Linear Equations:

Consider the following equation:
               2x + 5 = 0
Its solution, i.e., the root of the equation, is -5/2.

While solving an equation, you must always keep the following points in mind:
The solution of a linear equation is not affected when:
(i) the same number is added to (or subtracted from) both the sides of the equation.
(ii) you multiply or divide both the sides of the equation by the same non-zero
number.

Let us now consider the following situation:
In a One-day International Cricket match between India and Sri Lanka played in
Nagpur, two Indian batsmen together scored 176 runs. Express this information in the
form of an equation.
Here, you can see that the score of neither of them is known, i.e., there are two
unknown quantities. Let us use x and y to denote them. So, the number of runs scored
by one of the batsmen is x, and the number of runs scored by the other is y. We know
that,
               x + y = 176,
which is the required equation.
This is an example of a linear equation in two variables. It is customary to denote
the variables in such equations by x and y, but other letters may also be used.

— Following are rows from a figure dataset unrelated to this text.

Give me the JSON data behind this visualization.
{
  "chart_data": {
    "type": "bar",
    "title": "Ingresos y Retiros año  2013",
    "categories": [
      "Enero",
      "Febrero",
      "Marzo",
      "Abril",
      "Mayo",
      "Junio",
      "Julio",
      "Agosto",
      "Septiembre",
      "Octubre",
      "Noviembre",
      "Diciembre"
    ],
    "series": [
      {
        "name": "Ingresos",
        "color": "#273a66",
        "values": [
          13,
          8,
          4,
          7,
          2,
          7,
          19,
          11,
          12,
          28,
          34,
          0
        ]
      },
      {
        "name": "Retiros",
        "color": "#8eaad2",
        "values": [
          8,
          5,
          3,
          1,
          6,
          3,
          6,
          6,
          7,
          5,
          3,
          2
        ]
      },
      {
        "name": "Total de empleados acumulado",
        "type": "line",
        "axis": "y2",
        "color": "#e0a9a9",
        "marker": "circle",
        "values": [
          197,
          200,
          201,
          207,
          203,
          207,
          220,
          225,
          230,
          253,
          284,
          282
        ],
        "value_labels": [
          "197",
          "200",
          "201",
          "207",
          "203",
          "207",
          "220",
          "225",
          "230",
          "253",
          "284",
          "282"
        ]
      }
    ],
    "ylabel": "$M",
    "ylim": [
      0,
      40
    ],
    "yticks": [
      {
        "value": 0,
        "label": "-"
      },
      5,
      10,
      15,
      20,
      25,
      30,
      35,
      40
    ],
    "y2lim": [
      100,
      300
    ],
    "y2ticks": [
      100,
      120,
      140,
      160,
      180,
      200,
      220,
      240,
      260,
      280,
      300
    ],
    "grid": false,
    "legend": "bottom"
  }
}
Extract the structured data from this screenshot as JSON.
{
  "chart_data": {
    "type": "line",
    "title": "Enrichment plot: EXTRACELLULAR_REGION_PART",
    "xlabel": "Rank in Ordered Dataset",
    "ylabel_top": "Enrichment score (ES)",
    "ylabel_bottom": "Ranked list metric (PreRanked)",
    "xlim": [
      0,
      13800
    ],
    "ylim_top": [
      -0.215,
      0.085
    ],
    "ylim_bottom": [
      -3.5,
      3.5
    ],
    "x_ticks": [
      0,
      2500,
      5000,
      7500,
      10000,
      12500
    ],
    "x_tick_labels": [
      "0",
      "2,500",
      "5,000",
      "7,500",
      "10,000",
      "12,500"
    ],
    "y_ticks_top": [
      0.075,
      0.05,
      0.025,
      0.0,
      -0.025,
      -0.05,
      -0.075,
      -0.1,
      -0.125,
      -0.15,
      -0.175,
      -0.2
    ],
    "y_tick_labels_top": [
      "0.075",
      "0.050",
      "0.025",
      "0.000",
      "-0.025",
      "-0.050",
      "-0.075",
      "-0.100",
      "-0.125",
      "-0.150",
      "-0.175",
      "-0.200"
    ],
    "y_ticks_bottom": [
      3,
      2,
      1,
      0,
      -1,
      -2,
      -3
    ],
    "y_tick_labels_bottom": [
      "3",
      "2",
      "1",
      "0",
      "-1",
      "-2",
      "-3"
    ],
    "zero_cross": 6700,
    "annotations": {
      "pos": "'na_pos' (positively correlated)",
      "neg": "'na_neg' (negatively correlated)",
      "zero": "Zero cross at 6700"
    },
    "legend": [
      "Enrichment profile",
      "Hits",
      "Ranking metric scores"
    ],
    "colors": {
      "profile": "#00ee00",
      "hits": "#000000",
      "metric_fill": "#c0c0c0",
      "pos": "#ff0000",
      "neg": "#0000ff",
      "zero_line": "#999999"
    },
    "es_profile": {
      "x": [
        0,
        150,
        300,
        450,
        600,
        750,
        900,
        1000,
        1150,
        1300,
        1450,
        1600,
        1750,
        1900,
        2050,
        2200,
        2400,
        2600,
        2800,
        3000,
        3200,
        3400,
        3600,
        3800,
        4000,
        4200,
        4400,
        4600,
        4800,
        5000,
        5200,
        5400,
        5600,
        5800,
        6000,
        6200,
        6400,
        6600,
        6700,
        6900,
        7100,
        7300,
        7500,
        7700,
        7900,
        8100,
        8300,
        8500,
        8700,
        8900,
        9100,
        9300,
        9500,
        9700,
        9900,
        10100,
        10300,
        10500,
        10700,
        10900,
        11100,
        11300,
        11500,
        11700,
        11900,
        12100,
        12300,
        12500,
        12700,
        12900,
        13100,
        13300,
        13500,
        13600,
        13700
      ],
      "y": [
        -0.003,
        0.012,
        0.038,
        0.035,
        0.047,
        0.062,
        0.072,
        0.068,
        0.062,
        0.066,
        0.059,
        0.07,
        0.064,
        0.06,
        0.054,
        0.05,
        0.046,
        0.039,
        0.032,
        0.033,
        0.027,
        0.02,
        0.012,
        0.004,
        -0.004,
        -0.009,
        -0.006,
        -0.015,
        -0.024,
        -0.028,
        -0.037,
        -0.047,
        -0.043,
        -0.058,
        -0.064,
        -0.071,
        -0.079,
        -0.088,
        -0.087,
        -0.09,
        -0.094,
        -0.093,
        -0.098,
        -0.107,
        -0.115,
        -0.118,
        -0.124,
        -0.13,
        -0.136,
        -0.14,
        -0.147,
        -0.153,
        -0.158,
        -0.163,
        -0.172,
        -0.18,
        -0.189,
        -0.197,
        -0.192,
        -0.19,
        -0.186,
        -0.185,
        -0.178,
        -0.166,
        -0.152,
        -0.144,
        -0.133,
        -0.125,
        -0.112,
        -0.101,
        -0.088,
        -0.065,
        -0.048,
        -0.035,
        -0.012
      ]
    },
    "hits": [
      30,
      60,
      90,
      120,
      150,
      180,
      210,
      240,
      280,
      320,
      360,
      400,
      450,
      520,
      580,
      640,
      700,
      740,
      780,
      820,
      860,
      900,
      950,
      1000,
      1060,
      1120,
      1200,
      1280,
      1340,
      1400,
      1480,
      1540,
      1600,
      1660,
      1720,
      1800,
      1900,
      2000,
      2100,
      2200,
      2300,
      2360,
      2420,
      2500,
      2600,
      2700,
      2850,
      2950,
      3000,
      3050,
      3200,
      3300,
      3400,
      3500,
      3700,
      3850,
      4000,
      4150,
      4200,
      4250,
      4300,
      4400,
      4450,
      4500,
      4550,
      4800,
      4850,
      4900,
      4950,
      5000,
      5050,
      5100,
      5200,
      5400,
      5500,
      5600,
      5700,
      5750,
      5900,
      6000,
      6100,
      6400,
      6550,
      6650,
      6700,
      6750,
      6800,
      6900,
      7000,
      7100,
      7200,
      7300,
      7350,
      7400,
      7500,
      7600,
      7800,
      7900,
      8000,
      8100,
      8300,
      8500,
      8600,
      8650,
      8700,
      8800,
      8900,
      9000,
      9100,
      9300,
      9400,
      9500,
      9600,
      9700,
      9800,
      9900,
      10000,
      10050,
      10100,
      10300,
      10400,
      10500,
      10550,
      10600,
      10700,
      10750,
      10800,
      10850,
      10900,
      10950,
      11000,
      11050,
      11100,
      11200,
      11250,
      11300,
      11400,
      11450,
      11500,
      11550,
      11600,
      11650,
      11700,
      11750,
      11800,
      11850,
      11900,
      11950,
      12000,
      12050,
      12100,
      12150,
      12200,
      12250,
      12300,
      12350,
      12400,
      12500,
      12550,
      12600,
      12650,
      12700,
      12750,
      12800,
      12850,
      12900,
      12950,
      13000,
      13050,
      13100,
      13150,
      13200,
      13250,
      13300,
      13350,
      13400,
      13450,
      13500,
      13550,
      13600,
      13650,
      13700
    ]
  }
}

Some
examples of linear equations in two variables are:
               1.2s + 3t = 5,

               p + 4q = 7,

               5s + 2t = 7 and

               2x - 7y = 3.
Note that you can put these equations in the form 1.2s + 3t – 5 = 0,
p + 4q – 7 = 0, 5s + 2t – 7 = 0 and 2x – 7y – 3 = 0, respectively.
So, any equation which can be put in the form ax + by + c = 0, where a, b and c
are real numbers, and a and b are not both zero, is called a linear equation in two
variables. This means that you can think of many such equations.